Exploring Electronic Access at W&L
August 1995
What tools do we have at our fingertips? What do people actually do with them? What's ahead? How can you catch up/stay ahead? We'll look at Liberty and the World Wide Web (WWW)
Common terms:
- Liberty (now several linked computers at W&L which provide
Internet connections and services)
- UNIX (the operating system used by Liberty; the $ is a UNIX
command prompt) [basics]
- Campus Information System [CIS] (W&L's WWW Home Page, our
interface to the WWW)
- Home Page (a personal or institutional starting place on the WWW)
- lynx (a text-only browser for the WWW --what you see when you
choose CIS in Liberty)
- Mosaic and Netscape (graphic browsers for the WWW, using
Windows or Macintosh)
- URL (Universal Resource Locator --a way to specify the path to a
resource via the WWW)
- hypertext (text with links to other texts, images, sounds, video,
etc.; basic metaphor of WWW)
- HTML [HyperText Markup Language] (the formatting commands for WWW
Pages)
- bookmark (a WWW or gopher link you retain: a to add, v to view
your lynx bookmark list)
- gopher (a hierarchical menu-based system for information access,
mostly
superseded by WWW) netlink (a W&L-based index of Internet resources)
- pine (the basic e-mail package used by all students and some
faculty)
- USENET (thousands of newsgroups to which one can subscribe and
read using tin) [basics]
- listserv (thousands of special-interest correspondence groups
which distribute postings by e-mail) [more]

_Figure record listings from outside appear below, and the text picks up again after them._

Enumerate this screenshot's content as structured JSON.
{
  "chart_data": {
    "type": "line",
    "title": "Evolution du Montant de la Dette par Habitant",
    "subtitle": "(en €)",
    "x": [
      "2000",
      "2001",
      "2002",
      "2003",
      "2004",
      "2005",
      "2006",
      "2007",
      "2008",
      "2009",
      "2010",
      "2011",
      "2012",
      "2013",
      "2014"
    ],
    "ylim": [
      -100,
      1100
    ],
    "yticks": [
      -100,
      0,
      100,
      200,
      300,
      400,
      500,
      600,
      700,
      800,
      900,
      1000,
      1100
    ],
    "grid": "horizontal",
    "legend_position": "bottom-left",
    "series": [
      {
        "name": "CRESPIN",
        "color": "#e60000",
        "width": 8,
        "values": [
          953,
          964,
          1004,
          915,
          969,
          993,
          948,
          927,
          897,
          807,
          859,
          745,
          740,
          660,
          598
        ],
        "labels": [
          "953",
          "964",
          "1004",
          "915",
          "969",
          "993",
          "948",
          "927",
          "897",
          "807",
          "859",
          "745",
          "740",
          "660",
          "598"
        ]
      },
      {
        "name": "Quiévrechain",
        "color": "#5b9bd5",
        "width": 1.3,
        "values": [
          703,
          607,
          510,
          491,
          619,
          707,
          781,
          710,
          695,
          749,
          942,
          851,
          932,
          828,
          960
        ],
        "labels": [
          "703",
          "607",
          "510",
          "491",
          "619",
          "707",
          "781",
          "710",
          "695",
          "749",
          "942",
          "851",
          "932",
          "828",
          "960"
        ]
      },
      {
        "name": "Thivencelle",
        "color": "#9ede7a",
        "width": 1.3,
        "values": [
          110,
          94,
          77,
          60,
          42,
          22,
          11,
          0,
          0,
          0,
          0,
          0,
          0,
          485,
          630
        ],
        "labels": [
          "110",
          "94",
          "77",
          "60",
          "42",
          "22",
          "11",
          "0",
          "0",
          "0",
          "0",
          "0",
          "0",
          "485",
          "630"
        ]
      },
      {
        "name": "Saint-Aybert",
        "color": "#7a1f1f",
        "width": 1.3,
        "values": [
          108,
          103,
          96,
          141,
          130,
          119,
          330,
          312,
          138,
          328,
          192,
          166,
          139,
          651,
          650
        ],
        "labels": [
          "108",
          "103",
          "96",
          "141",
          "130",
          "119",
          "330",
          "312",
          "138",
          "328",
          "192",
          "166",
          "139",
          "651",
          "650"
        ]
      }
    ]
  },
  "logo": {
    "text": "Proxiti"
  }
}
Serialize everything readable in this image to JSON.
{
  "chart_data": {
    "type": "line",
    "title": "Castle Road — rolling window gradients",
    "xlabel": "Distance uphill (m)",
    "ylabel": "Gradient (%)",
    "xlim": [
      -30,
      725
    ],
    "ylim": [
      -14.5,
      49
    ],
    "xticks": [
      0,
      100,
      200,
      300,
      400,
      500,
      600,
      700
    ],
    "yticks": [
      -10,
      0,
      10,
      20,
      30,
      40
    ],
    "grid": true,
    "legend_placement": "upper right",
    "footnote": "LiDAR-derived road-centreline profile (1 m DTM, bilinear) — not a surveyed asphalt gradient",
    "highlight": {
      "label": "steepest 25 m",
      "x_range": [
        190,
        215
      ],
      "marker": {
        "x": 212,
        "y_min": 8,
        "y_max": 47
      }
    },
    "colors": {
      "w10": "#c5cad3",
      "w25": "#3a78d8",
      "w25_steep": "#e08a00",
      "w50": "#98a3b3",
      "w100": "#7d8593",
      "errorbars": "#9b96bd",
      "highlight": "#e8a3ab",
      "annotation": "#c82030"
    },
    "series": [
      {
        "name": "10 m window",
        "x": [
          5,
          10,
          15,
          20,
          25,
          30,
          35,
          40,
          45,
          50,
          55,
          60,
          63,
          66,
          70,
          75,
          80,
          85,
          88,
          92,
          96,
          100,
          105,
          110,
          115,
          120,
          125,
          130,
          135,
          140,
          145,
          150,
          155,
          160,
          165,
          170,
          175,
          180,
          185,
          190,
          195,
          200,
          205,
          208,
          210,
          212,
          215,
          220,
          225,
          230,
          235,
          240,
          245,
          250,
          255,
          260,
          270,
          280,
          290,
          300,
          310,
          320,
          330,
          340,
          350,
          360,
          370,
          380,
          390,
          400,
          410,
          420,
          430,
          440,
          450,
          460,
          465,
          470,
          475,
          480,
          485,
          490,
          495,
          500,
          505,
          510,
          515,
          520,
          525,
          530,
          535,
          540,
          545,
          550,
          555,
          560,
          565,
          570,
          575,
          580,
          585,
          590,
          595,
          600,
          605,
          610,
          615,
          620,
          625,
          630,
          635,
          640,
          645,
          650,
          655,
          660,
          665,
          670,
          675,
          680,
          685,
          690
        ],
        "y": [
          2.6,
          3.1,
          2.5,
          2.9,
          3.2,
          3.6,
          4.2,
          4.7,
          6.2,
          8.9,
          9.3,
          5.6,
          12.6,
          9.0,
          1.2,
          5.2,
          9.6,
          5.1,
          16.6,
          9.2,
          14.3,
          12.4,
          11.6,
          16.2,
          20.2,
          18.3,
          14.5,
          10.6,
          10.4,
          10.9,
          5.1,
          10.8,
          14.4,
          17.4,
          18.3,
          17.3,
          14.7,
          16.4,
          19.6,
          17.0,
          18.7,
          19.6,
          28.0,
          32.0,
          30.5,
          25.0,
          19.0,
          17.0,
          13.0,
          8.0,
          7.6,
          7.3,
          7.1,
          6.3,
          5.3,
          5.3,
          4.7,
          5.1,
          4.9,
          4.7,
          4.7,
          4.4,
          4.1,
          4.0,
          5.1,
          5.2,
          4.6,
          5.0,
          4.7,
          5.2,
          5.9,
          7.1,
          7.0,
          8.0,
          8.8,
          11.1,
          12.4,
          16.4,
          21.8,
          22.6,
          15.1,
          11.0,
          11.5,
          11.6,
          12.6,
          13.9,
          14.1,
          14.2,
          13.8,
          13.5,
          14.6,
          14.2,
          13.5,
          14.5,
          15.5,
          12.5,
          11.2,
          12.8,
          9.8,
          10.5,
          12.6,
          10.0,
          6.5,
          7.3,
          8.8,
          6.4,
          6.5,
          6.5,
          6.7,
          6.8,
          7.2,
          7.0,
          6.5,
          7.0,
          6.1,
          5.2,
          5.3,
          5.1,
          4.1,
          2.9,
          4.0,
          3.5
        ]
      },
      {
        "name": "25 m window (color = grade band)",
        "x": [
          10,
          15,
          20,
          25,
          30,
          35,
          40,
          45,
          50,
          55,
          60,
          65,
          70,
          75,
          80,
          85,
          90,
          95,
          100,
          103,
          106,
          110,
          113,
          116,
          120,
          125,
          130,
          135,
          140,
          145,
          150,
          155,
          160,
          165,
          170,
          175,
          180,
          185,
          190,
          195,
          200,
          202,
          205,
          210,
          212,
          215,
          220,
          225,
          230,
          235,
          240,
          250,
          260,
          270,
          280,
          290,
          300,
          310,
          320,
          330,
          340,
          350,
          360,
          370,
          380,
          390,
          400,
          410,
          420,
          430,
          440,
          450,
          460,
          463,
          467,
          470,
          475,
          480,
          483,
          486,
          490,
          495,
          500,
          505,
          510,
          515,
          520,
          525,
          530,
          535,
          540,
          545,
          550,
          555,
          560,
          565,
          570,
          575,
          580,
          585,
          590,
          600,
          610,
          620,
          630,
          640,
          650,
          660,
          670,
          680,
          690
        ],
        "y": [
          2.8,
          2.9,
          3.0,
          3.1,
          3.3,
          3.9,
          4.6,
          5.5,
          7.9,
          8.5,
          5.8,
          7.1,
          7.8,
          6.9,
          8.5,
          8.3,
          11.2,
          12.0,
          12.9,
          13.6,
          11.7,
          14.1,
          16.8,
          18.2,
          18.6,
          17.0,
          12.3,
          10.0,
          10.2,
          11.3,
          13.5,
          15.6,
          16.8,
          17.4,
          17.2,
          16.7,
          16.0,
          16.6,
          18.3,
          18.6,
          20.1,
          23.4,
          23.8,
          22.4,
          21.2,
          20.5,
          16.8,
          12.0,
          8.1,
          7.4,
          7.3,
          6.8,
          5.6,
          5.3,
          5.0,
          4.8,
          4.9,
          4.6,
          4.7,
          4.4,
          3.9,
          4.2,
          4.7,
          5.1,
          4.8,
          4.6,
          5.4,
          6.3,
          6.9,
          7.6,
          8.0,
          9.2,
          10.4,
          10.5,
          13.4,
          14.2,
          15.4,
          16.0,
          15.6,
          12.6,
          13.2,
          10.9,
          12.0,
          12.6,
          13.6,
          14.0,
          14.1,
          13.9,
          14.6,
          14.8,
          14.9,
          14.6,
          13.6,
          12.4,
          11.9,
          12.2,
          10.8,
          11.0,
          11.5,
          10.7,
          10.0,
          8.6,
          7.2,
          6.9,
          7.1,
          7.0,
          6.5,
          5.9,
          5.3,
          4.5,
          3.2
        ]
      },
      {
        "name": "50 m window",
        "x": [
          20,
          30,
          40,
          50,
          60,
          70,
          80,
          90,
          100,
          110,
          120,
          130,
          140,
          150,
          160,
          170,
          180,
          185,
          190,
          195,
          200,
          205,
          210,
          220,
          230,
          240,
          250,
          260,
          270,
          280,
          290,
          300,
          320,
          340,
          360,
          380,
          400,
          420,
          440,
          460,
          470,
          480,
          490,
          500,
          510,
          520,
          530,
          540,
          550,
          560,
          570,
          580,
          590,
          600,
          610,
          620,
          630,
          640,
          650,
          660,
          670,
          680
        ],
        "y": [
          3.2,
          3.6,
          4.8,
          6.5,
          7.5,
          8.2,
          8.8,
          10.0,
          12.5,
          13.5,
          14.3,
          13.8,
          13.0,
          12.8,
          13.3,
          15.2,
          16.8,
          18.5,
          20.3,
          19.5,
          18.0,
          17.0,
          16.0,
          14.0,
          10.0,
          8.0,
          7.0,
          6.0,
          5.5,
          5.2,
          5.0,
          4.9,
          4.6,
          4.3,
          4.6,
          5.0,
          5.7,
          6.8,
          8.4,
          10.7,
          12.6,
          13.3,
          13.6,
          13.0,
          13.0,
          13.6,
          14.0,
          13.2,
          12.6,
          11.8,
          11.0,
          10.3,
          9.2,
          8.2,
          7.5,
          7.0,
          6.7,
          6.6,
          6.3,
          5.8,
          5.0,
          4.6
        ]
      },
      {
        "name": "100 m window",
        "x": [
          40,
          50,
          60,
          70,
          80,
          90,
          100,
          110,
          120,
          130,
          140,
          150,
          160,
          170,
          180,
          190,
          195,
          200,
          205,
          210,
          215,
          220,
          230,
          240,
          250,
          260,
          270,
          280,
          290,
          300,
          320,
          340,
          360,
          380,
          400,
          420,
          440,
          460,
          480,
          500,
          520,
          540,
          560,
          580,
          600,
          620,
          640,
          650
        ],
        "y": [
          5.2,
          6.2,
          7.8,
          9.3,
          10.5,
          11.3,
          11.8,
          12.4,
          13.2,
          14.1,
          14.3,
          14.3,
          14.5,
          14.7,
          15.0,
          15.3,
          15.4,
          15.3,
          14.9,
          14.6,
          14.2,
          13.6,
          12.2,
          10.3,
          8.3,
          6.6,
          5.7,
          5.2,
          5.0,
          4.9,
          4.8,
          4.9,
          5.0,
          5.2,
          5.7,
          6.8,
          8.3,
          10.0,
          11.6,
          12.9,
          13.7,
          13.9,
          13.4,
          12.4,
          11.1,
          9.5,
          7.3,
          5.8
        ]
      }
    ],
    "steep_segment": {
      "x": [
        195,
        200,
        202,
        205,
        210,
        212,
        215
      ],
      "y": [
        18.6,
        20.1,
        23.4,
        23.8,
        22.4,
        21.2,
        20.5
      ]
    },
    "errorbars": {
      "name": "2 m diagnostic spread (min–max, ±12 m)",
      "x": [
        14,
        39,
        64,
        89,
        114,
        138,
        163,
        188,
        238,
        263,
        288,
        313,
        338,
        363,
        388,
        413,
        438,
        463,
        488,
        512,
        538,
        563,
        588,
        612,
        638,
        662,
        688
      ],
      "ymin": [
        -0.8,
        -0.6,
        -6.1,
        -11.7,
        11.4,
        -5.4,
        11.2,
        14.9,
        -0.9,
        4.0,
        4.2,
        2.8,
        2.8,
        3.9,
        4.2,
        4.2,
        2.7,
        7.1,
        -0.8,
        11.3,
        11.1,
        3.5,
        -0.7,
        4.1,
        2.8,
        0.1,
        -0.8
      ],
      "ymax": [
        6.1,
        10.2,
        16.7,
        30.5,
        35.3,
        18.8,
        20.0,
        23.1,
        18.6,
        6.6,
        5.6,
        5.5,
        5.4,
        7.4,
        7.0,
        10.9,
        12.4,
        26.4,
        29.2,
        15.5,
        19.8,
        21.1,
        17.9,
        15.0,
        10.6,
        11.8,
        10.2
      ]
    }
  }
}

- telnet (a realtime connection to a distant computer's resources,
such as an online catalog)
- ftp [file transfer protocol] (a means to transfer files between
computers)
Rock bottom basic instructions
- You need a Liberty account to explore these resources (but
Netscape is available in Robinson 25 Mac Lab without any login); all staff
are entitled to Liberty accounts on request.
- Help With
Electronic Access on the first menu of the CIS provides
detailed instructions for many of the possible tools and procedures (the
menu will change shortly, but Help with Access will always be an item).
- Explore. In the lynx (text-only) version of the CIS, Enter 'opens' a
highlighted link, left arrow returns to the highlight, up and down arrows move from link to link, and q quits.